L'impegno dei giovani nella politica rimane instabile e condizionato, in particolare tra gli elettori sotto i 30 anni che stanno ancora formando affiliazioni a partiti a lungo termine. Il drammatico allontanamento da Trump in questo gruppo demografico suggerisce che gli americani più giovani sono molto reattivi ai fallimenti percepiti e alle promesse non mantenute. A differenza dei lealisti più anziani e più consolidati dei partiti, gli elettori più giovani sembrano più disposti a spostare il proprio sostegno in base ai risultati politici effettivi e ai miglioramenti economici tangibili nelle loro circostanze personali.
Le implicazioni più ampie di questo crollo dell'approvazione si estendono oltre la personalità di Trump e riguardano la sostenibilità del Partito Repubblicano tra i gruppi demografici più giovani. Se i repubblicani non riescono a dimostrare che l'approccio di Trump offre i benefici economici promessi agli elettori più giovani, il partito rischia di perdere i guadagni generazionali ottenuti nel 2024. Ciò potrebbe stabilire modelli di voto per i decenni a venire, poiché gli elettori più giovani che si sentono traditi da Trump potrebbero sviluppare uno scetticismo duraturo nei confronti dei candidati e delle politiche repubblicane.
Gli strateghi democratici, nel frattempo, probabilmente stanno capitalizzando il calo di approvazione di Trump tra gli elettori più giovani, sottolineando le sue promesse non mantenute e promuovendo visioni alternative per affrontare le preoccupazioni economiche dei giovani. L’opportunità di riconquistare gli elettori più giovani appare sempre più accessibile man mano che la credibilità di Trump in questo contesto demografico si deteriora.

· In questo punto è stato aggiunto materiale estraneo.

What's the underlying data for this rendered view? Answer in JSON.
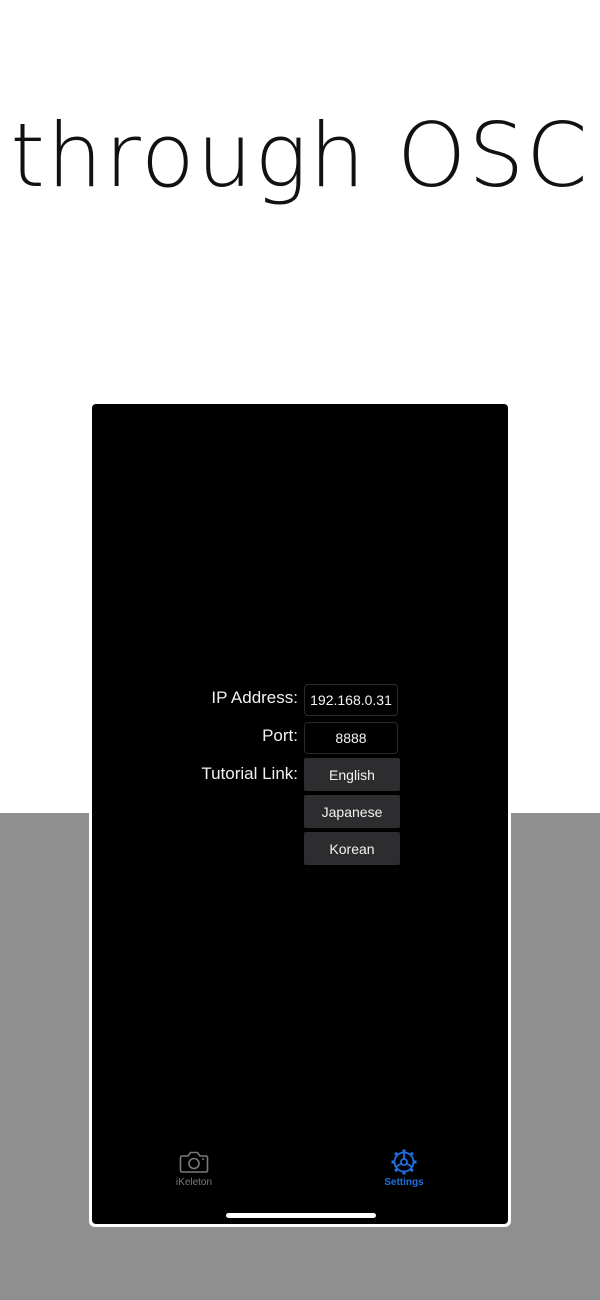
{
  "headline": "through OSC",
  "settings": {
    "ip_label": "IP Address:",
    "ip_value": "192.168.0.31",
    "port_label": "Port:",
    "port_value": "8888",
    "tutorial_label": "Tutorial Link:",
    "links": [
      "English",
      "Japanese",
      "Korean"
    ]
  },
  "tabbar": {
    "tabs": [
      {
        "label": "iKeleton",
        "icon": "camera-icon",
        "active": false
      },
      {
        "label": "Settings",
        "icon": "gear-icon",
        "active": true
      }
    ]
  },
  "colors": {
    "accent": "#1e6fe0",
    "band": "#8f8f8f",
    "screen": "#000000",
    "button": "#2d2d2f"
  }
}
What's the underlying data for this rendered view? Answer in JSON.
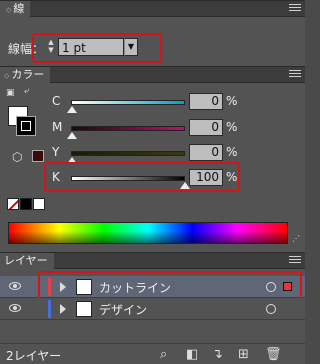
{
  "stroke_panel": {
    "tab_label": "線",
    "weight_label": "線幅：",
    "weight_value": "1 pt"
  },
  "color_panel": {
    "tab_label": "カラー",
    "channels": [
      {
        "label": "C",
        "value": "0",
        "unit": "%",
        "fill": 0
      },
      {
        "label": "M",
        "value": "0",
        "unit": "%",
        "fill": 0
      },
      {
        "label": "Y",
        "value": "0",
        "unit": "%",
        "fill": 0
      },
      {
        "label": "K",
        "value": "100",
        "unit": "%",
        "fill": 1.0
      }
    ],
    "colors": {
      "slider_c": "#00a0c0",
      "slider_m": "#c0106a",
      "slider_y": "#c8b400",
      "highlight": "#d4141b"
    }
  },
  "layers_panel": {
    "tab_label": "レイヤー",
    "layers": [
      {
        "name": "カットライン",
        "color": "#e8404a",
        "selected": true
      },
      {
        "name": "デザイン",
        "color": "#4a6ee0",
        "selected": false
      }
    ],
    "count_label": "2レイヤー",
    "footer_icons": [
      "search-icon",
      "make-clipping-mask-icon",
      "new-sublayer-icon",
      "new-layer-icon",
      "delete-icon"
    ]
  }
}
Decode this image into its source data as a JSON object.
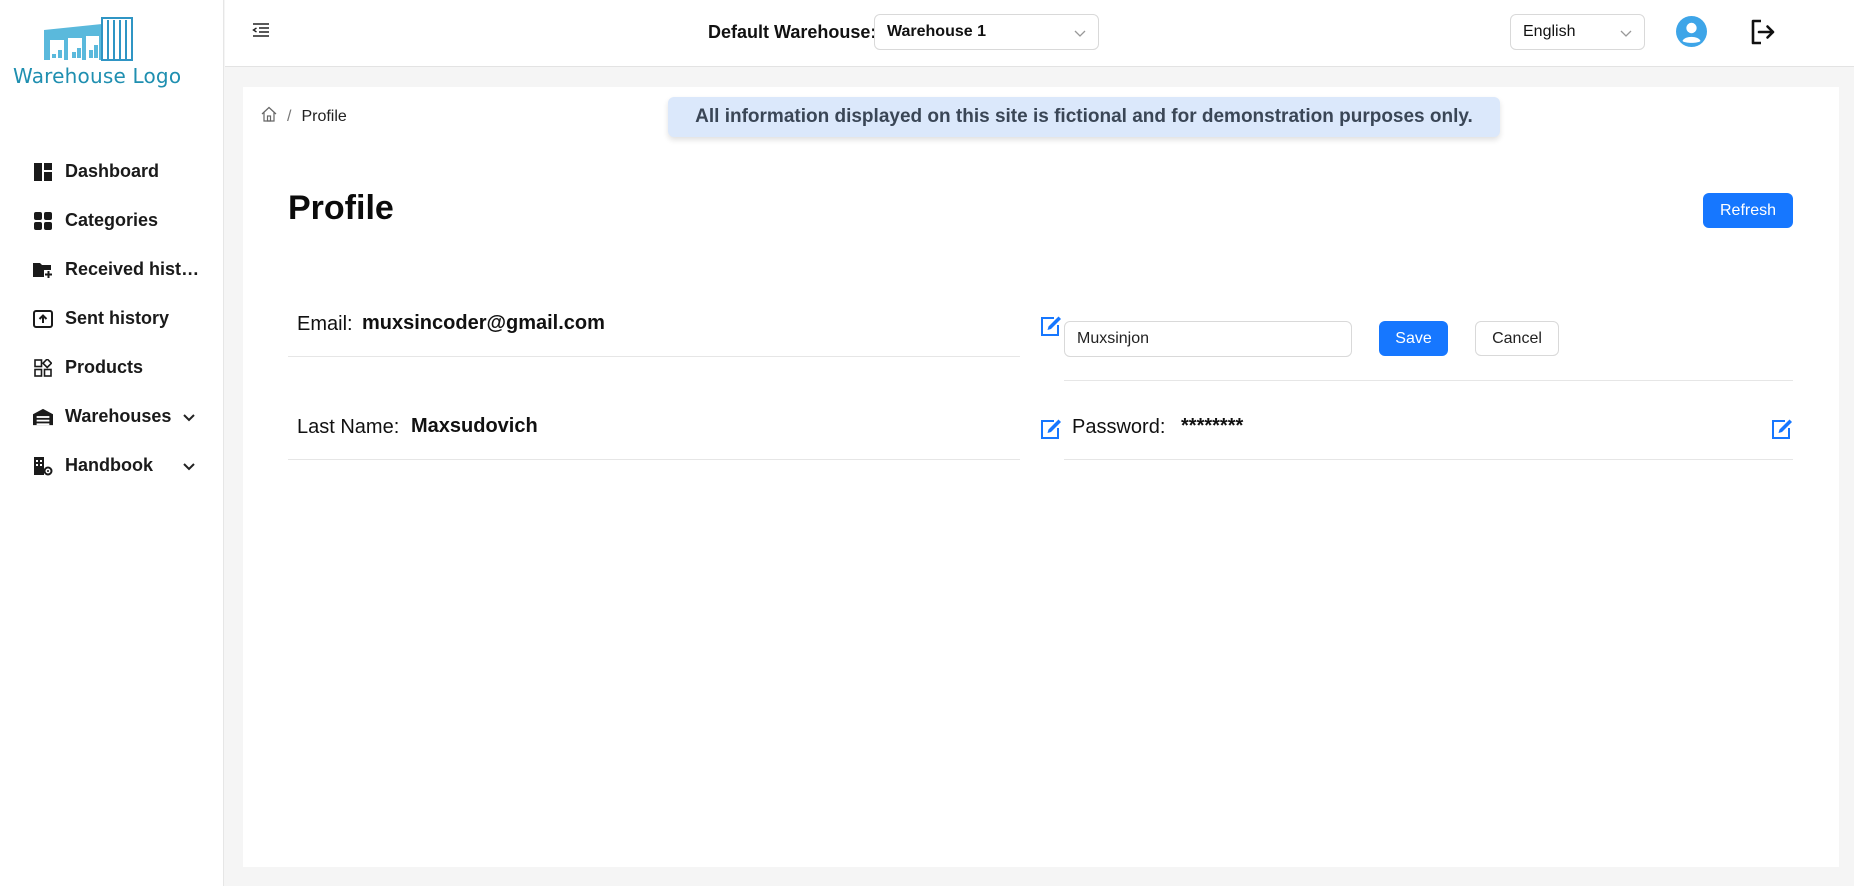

In futuro, i successi ottenuti dai repubblicani nel 2024 con gli elettori più giovani potrebbero alla fine rivelarsi temporanei senza cambiamenti politici significativi che dimostrino benefici tangibili per questa generazione economicamente ansiosa.
La traiettoria dell'approvazione di Trump tra i giovani americani funge da ammonimento sui pericoli di una campagna elettorale eccessiva senza una corrispondente attuazione delle politiche. Le promesse di “costruire la più grande economia” significano poco quando l’inflazione rimane elevata, gli alloggi restano inaccessibili e i salari non riescono a tenere il passo con l’aumento del costo della vita. Per un presidente che cerca di espandere la sua coalizione politica oltre i suoi principali sostenitori, il crollo del sostegno dei giovani rappresenta una responsabilità politica significativa che potrebbe avere un impatto sui risultati elettorali e sulle priorità legislative nei prossimi anni.
Con l'avvicinarsi delle elezioni di medio termine del 2026 e l'aumento delle speculazioni sul 2028, il calo del sostegno tra gli elettori più giovani diventerà probabilmente una preoccupazione sempre più centrale per gli strateghi repubblicani. La domanda che il partito si trova ad affrontare è se l’amministrazione Trump sarà in grado di attuare politiche in grado di invertire significativamente questa tendenza o se i leader repubblicani debbano prendere in considerazione direzioni alternative per riconquistare il sostegno dei giovani. Il drammatico cambiamento negli indici di approvazione tra gli americani sotto i 30 anni dimostra che i guadagni politici ottenuti attraverso promesse ambiziose possono evaporare rapidamente quando tali promesse non vengono mantenute, lasciando i partiti alle prese con collegi elettorali delusi e opportunità elettorali perse.